Mandekor Djimadoun du Département des affaires économique à la Commission de l'UA, a salué "ce pas important" qui va accélérer le processus d'intégration africaine et surtout la concrétisation d'un certain nombre de projets qui tardaient à voir le jour, affirmant qu'il s'agit d'une étape décisive vers la formation du gouvernement fédéral africain qui signifie davantage d'intégration et de complémentarité entre pays africains.
Il a salué aussi le consensus autour de l'Autorité qui l'a dotera d'une plus grande légitimité et d'une force plus contraignante des décisions qu'elle prendra, affirmant que cela témoigne de la prise de conscience des chefs d'Etat et de gouvernement africains de la nécessité de s'unir pour doter le continent d'un instrument lui permettant de recouvrer sa place sur l'échiquier mondial.
De son côté, le journaliste tchadien Zoutane Daba Martin a loué cette décision «historique» qu'il a qualifié de grand pas vers les Etats unis d'Afrique et affirmé que cette décision servira de motif d'encouragement pour les dirigeants africain afin d'aller de l'avant vers davantage d'intégration.
Il a précisé que ce nouvel instrument permettra à l'Afrique d'agir pour contrer les influences occidentales sur le plan économique et politique et constitue la première pierre vers la création d'un grand bloc unique pour faire du continent un acteur actif dans ce monde et non pas un spectateur qui subit.
Quant au ministre des Maliens de l'extérieur et de l'Intégration africaine, Badara Macalou, il s'est félicité de la création de la nouvelle Autorité de l'Union qui traduit la volonté des dirigeants africains de promouvoir la complémentarité entre leurs pays afin de mieux exploiter les énormes ressources naturelles dont regorge le continent au profit de ses populations.

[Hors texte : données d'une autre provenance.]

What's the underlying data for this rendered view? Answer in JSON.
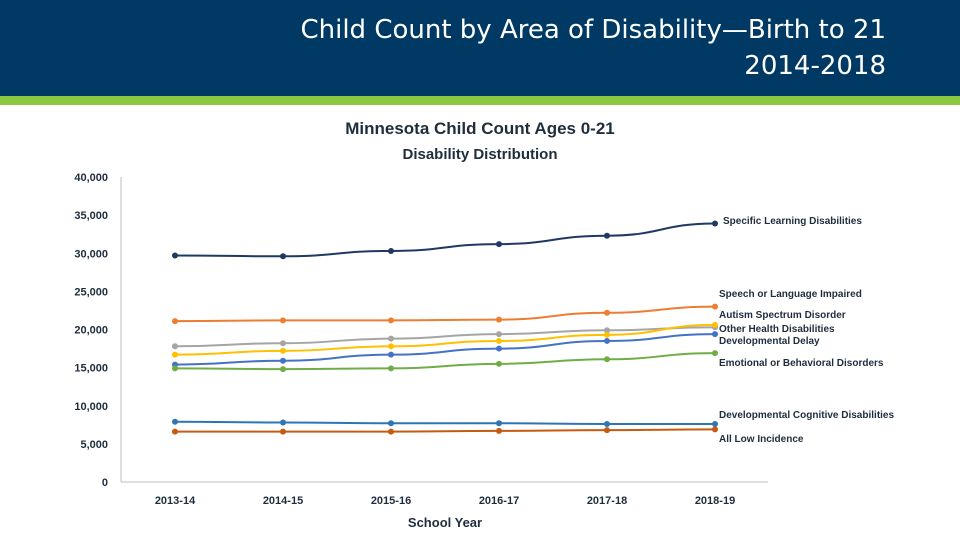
{
  "slide": {
    "title_line1": "Child Count by Area of Disability—Birth to 21",
    "title_line2": "2014-2018"
  },
  "colors": {
    "header_bg": "#003a64",
    "accent_bar": "#8dc63f"
  },
  "chart_data": {
    "type": "line",
    "title": "Minnesota Child Count Ages 0-21",
    "subtitle": "Disability Distribution",
    "xlabel": "School Year",
    "ylabel": "",
    "categories": [
      "2013-14",
      "2014-15",
      "2015-16",
      "2016-17",
      "2017-18",
      "2018-19"
    ],
    "ylim": [
      0,
      40000
    ],
    "yticks": [
      0,
      5000,
      10000,
      15000,
      20000,
      25000,
      30000,
      35000,
      40000
    ],
    "ytick_labels": [
      "0",
      "5,000",
      "10,000",
      "15,000",
      "20,000",
      "25,000",
      "30,000",
      "35,000",
      "40,000"
    ],
    "grid": false,
    "legend": "right, labels at line ends",
    "series": [
      {
        "name": "Specific Learning Disabilities",
        "color": "#1f3864",
        "values": [
          29700,
          29600,
          30300,
          31200,
          32300,
          33900
        ]
      },
      {
        "name": "Speech or Language Impaired",
        "color": "#ed7d31",
        "values": [
          21100,
          21200,
          21200,
          21300,
          22200,
          23000
        ]
      },
      {
        "name": "Autism Spectrum Disorder",
        "color": "#a5a5a5",
        "values": [
          17800,
          18200,
          18800,
          19400,
          19900,
          20300
        ]
      },
      {
        "name": "Other Health Disabilities",
        "color": "#ffc000",
        "values": [
          16700,
          17200,
          17800,
          18500,
          19300,
          20600
        ]
      },
      {
        "name": "Developmental Delay",
        "color": "#4472c4",
        "values": [
          15400,
          15900,
          16700,
          17500,
          18500,
          19400
        ]
      },
      {
        "name": "Emotional or Behavioral Disorders",
        "color": "#70ad47",
        "values": [
          14900,
          14800,
          14900,
          15500,
          16100,
          16900
        ]
      },
      {
        "name": "Developmental Cognitive Disabilities",
        "color": "#2e75b6",
        "values": [
          7900,
          7800,
          7700,
          7700,
          7600,
          7600
        ]
      },
      {
        "name": "All Low Incidence",
        "color": "#c55a11",
        "values": [
          6600,
          6600,
          6600,
          6700,
          6800,
          6900
        ]
      }
    ]
  }
}
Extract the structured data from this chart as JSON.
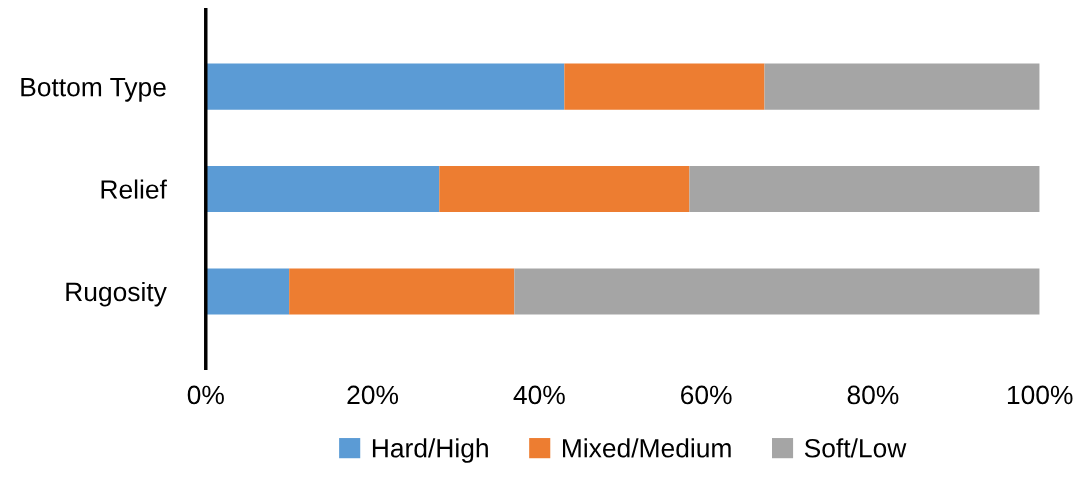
{
  "chart_data": {
    "type": "bar",
    "orientation": "horizontal",
    "stacked": true,
    "categories": [
      "Bottom Type",
      "Relief",
      "Rugosity"
    ],
    "series": [
      {
        "name": "Hard/High",
        "color": "#5b9bd5",
        "values": [
          43,
          28,
          10
        ]
      },
      {
        "name": "Mixed/Medium",
        "color": "#ed7d31",
        "values": [
          24,
          30,
          27
        ]
      },
      {
        "name": "Soft/Low",
        "color": "#a5a5a5",
        "values": [
          33,
          42,
          63
        ]
      }
    ],
    "xlim": [
      0,
      100
    ],
    "xticks": [
      {
        "value": 0,
        "label": "0%"
      },
      {
        "value": 20,
        "label": "20%"
      },
      {
        "value": 40,
        "label": "40%"
      },
      {
        "value": 60,
        "label": "60%"
      },
      {
        "value": 80,
        "label": "80%"
      },
      {
        "value": 100,
        "label": "100%"
      }
    ],
    "grid": false,
    "legend": "bottom"
  }
}
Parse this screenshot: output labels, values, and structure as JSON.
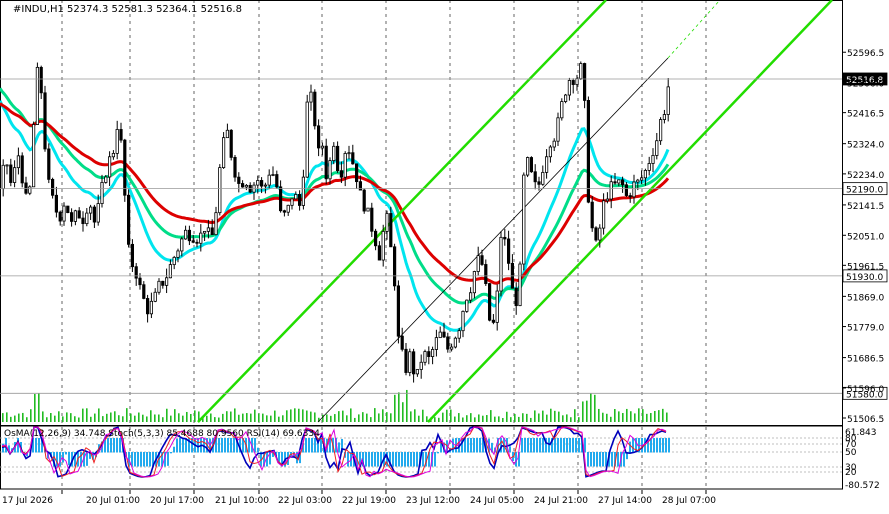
{
  "header": {
    "symbol": "#INDU,H1",
    "ohlc": "52374.3 52581.3 52364.1 52516.8"
  },
  "colors": {
    "background": "#ffffff",
    "candle": "#000000",
    "ema_fast": "#00e5ee",
    "ema_mid": "#00dd88",
    "ema_slow": "#dd0000",
    "channel": "#22dd00",
    "volume": "#22bb22",
    "histogram": "#22aaee",
    "stoch_main": "#0000bb",
    "stoch_signal": "#ee2222",
    "rsi": "#dd00dd",
    "grid": "#000000",
    "price_label_bg": "#ffffff"
  },
  "chart_data": {
    "type": "candlestick",
    "ylim": [
      51506.5,
      52686.6
    ],
    "y_ticks": [
      "52596.5",
      "52506.0",
      "52416.5",
      "52324.0",
      "52234.0",
      "52141.5",
      "52051.0",
      "51961.5",
      "51869.0",
      "51779.0",
      "51686.5",
      "51596.0",
      "51506.5"
    ],
    "x_ticks": [
      "17 Jul 2026",
      "20 Jul 01:00",
      "20 Jul 17:00",
      "21 Jul 10:00",
      "22 Jul 03:00",
      "22 Jul 19:00",
      "23 Jul 12:00",
      "24 Jul 05:00",
      "24 Jul 21:00",
      "27 Jul 14:00",
      "28 Jul 07:00"
    ],
    "price_labels": [
      {
        "value": 52516.8,
        "text": "52516.8",
        "highlight": true
      },
      {
        "value": 52190.0,
        "text": "52190.0",
        "highlight": false
      },
      {
        "value": 51930.0,
        "text": "51930.0",
        "highlight": false
      },
      {
        "value": 51580.0,
        "text": "51580.0",
        "highlight": false
      }
    ],
    "close_path": [
      [
        0,
        52190
      ],
      [
        4,
        52290
      ],
      [
        10,
        52200
      ],
      [
        18,
        52300
      ],
      [
        24,
        52150
      ],
      [
        30,
        52200
      ],
      [
        34,
        52500
      ],
      [
        38,
        52560
      ],
      [
        42,
        52400
      ],
      [
        46,
        52220
      ],
      [
        52,
        52150
      ],
      [
        58,
        52100
      ],
      [
        64,
        52160
      ],
      [
        70,
        52080
      ],
      [
        76,
        52120
      ],
      [
        82,
        52100
      ],
      [
        88,
        52160
      ],
      [
        94,
        52080
      ],
      [
        100,
        52180
      ],
      [
        106,
        52260
      ],
      [
        112,
        52300
      ],
      [
        116,
        52380
      ],
      [
        120,
        52320
      ],
      [
        124,
        52150
      ],
      [
        128,
        51980
      ],
      [
        134,
        51950
      ],
      [
        140,
        51880
      ],
      [
        146,
        51830
      ],
      [
        152,
        51850
      ],
      [
        158,
        51900
      ],
      [
        164,
        51920
      ],
      [
        172,
        51980
      ],
      [
        178,
        52020
      ],
      [
        184,
        52060
      ],
      [
        192,
        52050
      ],
      [
        198,
        52040
      ],
      [
        204,
        52080
      ],
      [
        210,
        52030
      ],
      [
        216,
        52150
      ],
      [
        220,
        52300
      ],
      [
        226,
        52360
      ],
      [
        232,
        52260
      ],
      [
        238,
        52200
      ],
      [
        244,
        52220
      ],
      [
        250,
        52190
      ],
      [
        256,
        52220
      ],
      [
        262,
        52180
      ],
      [
        268,
        52240
      ],
      [
        274,
        52230
      ],
      [
        280,
        52100
      ],
      [
        286,
        52120
      ],
      [
        292,
        52180
      ],
      [
        300,
        52130
      ],
      [
        306,
        52440
      ],
      [
        310,
        52460
      ],
      [
        314,
        52380
      ],
      [
        318,
        52280
      ],
      [
        322,
        52330
      ],
      [
        326,
        52200
      ],
      [
        330,
        52300
      ],
      [
        334,
        52350
      ],
      [
        338,
        52200
      ],
      [
        342,
        52280
      ],
      [
        346,
        52330
      ],
      [
        350,
        52280
      ],
      [
        354,
        52250
      ],
      [
        358,
        52180
      ],
      [
        362,
        52150
      ],
      [
        366,
        52120
      ],
      [
        370,
        52080
      ],
      [
        374,
        52040
      ],
      [
        378,
        51990
      ],
      [
        382,
        52060
      ],
      [
        386,
        52100
      ],
      [
        390,
        52000
      ],
      [
        394,
        51900
      ],
      [
        398,
        51700
      ],
      [
        402,
        51690
      ],
      [
        406,
        51640
      ],
      [
        410,
        51720
      ],
      [
        414,
        51600
      ],
      [
        418,
        51660
      ],
      [
        422,
        51700
      ],
      [
        428,
        51680
      ],
      [
        434,
        51730
      ],
      [
        440,
        51760
      ],
      [
        446,
        51710
      ],
      [
        452,
        51740
      ],
      [
        458,
        51780
      ],
      [
        464,
        51860
      ],
      [
        470,
        51900
      ],
      [
        476,
        51980
      ],
      [
        482,
        51960
      ],
      [
        488,
        51800
      ],
      [
        494,
        51780
      ],
      [
        500,
        52060
      ],
      [
        506,
        52010
      ],
      [
        510,
        51900
      ],
      [
        514,
        51850
      ],
      [
        518,
        51880
      ],
      [
        522,
        52210
      ],
      [
        526,
        52270
      ],
      [
        530,
        52230
      ],
      [
        536,
        52180
      ],
      [
        542,
        52260
      ],
      [
        548,
        52330
      ],
      [
        554,
        52350
      ],
      [
        558,
        52400
      ],
      [
        562,
        52460
      ],
      [
        566,
        52500
      ],
      [
        570,
        52530
      ],
      [
        574,
        52510
      ],
      [
        578,
        52540
      ],
      [
        582,
        52560
      ],
      [
        586,
        52200
      ],
      [
        590,
        52090
      ],
      [
        594,
        52010
      ],
      [
        598,
        52060
      ],
      [
        602,
        52140
      ],
      [
        608,
        52190
      ],
      [
        614,
        52200
      ],
      [
        620,
        52210
      ],
      [
        626,
        52160
      ],
      [
        632,
        52200
      ],
      [
        638,
        52210
      ],
      [
        644,
        52240
      ],
      [
        650,
        52290
      ],
      [
        656,
        52340
      ],
      [
        660,
        52400
      ],
      [
        664,
        52430
      ],
      [
        668,
        52516
      ]
    ]
  },
  "indicators": {
    "label": "OsMA(12,26,9) 34.748  Stoch(5,3,3) 85.4688 80.9560  RSI(14) 69.6334",
    "scale_top": "61.843",
    "scale_bottom": "-80.572",
    "levels": [
      "80",
      "70",
      "50",
      "30",
      "20"
    ]
  }
}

Pour le journalise congolais Pierre-Ange Félixe, la transformation de la Commission en une autorité est un motif de satisfaction et de fierté des africains dans un monde globalisant où seuls les grands ensembles émergents et arrivent à atteindre les objectifs qu'ils se sont fixés et salué le guide Kadhafi dont l'accession à la présidence de l'UA a insufflé un nouveau rythme à l'UA et lui a permis d'évoluer vers davantage d'intégration entre pays membres sur la voie de la création d'une monnaie unique, d'une seule identité, d'un seul passeport et de l'élimination des barrières et la suppression des frontières entre les pays africains.
Pour le ministre tchadien des Affaires étrangères, Moussa Faki Mahamat, le passage de la Commission à l'Autorité avec notamment la mise en place de secrétariats chargés de la coordination et de la mise en œuvre de la politique extérieure du continent, de la coordination de la Défense commune de l'Afrique et de la coordination en matière de commerce et de coopération internationale? sont des pas très positifs et qui nous permettront d'avancer dans le domaine de l'intégration économique, politique et sociale du continent.